In the 1990s, it began to turn around. Three mixed-use buildings — Market Square, the Pennsylvania and the Lansburgh — opened. Trendy restaurants moved into the neighborhood. In 1997, developer and sports team owner Abe Pollin built what then was called MCI Center (later Verizon Center and now Capital One Arena). The sports arena was home to the city’s professional basketball and ice hockey teams and Georgetown University men’s basketball.
Mr. Docter was “one of the people who made it happen,” said Terry Lynch, executive director of the Downtown Cluster of Congregations. Mr. Docter, he said, “was a citizen leader who recognized the attractions of downtown living.”

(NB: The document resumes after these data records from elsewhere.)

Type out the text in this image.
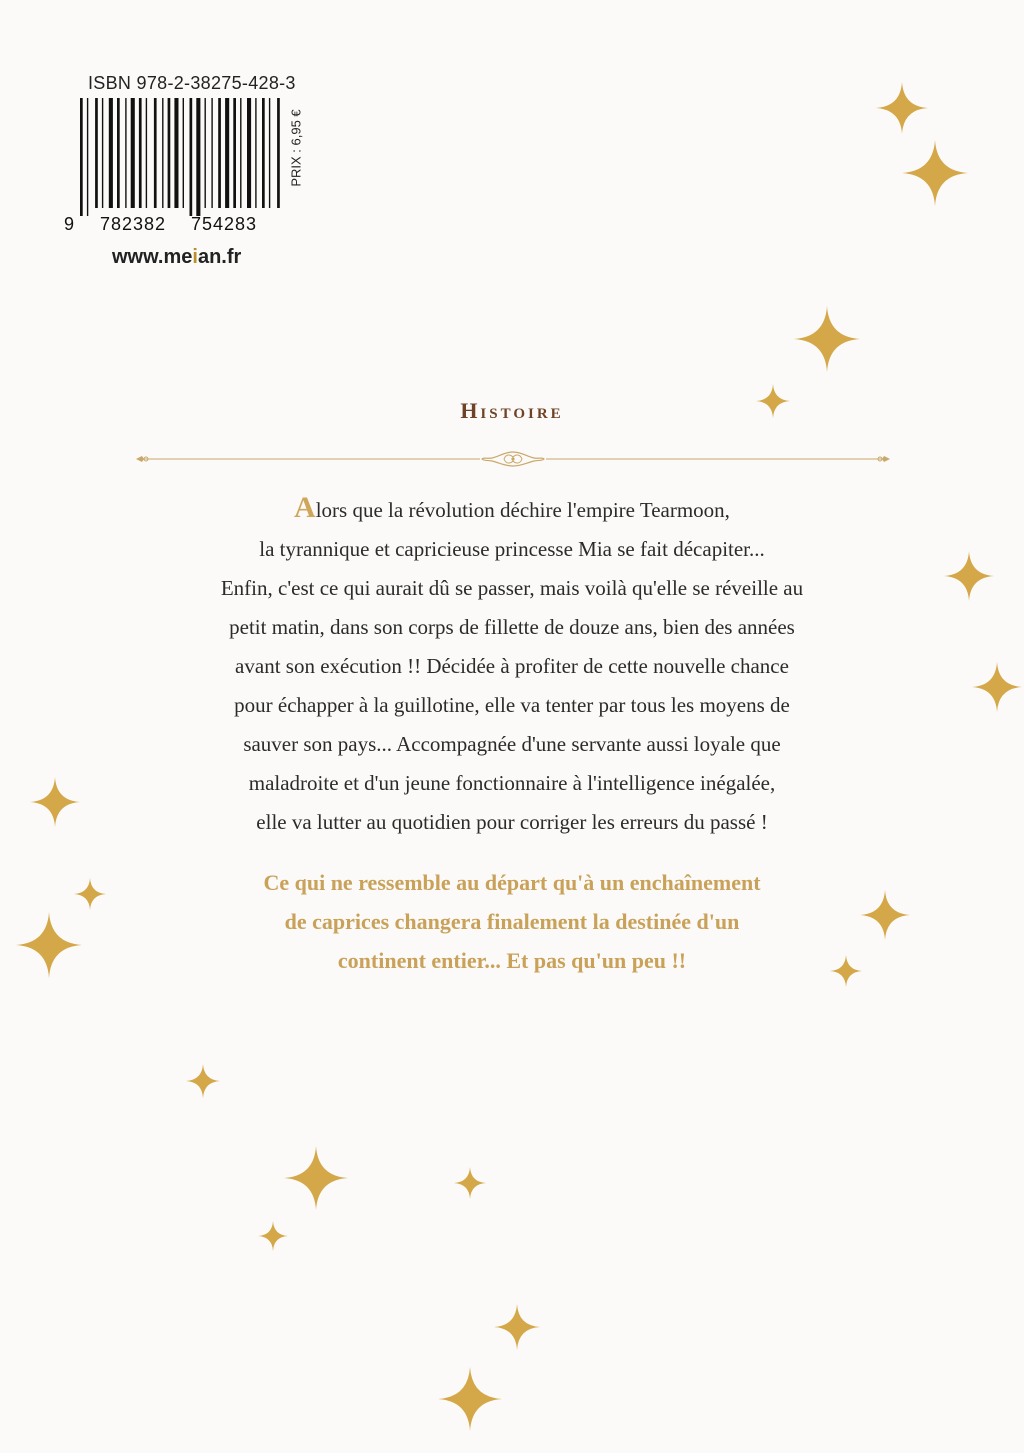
ISBN 978-2-38275-428-3
9 782382 754283
PRIX : 6,95 €
www.meian.fr
Histoire

Alors que la révolution déchire l'empire Tearmoon,
la tyrannique et capricieuse princesse Mia se fait décapiter...
Enfin, c'est ce qui aurait dû se passer, mais voilà qu'elle se réveille au
petit matin, dans son corps de fillette de douze ans, bien des années
avant son exécution !! Décidée à profiter de cette nouvelle chance
pour échapper à la guillotine, elle va tenter par tous les moyens de
sauver son pays... Accompagnée d'une servante aussi loyale que
maladroite et d'un jeune fonctionnaire à l'intelligence inégalée,
elle va lutter au quotidien pour corriger les erreurs du passé !

Ce qui ne ressemble au départ qu'à un enchaînement
de caprices changera finalement la destinée d'un
continent entier... Et pas qu'un peu !!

He was instrumental in building support for MCI Center. As a well-known local figure, his move from the suburbs to the city was an example for other suburban empty-nesters, Lynch said. Among Mr. Docter’s close neighbors in the new downtown, he noted, was Sen. Daniel Patrick Moynihan (D-N.Y.).
“The development of the neighborhood has done a lot of good,” Mr. Docter told The Post in 1996. “I think everybody knows that this is some kind of thriving neighborhood. Most cities have some kind of downtown living — just look at Chicago, New York or Philadelphia.”
Charles Alfred Docter was born into a Jewish family in Hamburg on Aug. 5, 1931 — two years before Adolf Hitler came to power. He and his family left Germany three months before the anti-Semitic Kristallnacht pogrom in 1938, and they settled in Cincinnati.
Mr. Docter graduated from Ohio’s Kenyon College in 1953 and from the law school at the University of Chicago in 1956. He served in the office of the Navy Judge Advocate General in Washington and then settled permanently in the Washington area after completing Navy service.
In 1958, he married Marcia Kaplan, also a lawyer. From 1973 to 2007, they had a joint legal practice. In addition to his wife, of Washington, survivors include three children, Henry Docter of Washington, Michael Docter of Hadley, Mass., and Adina Docter of Vienna, Va.; and five grandchildren.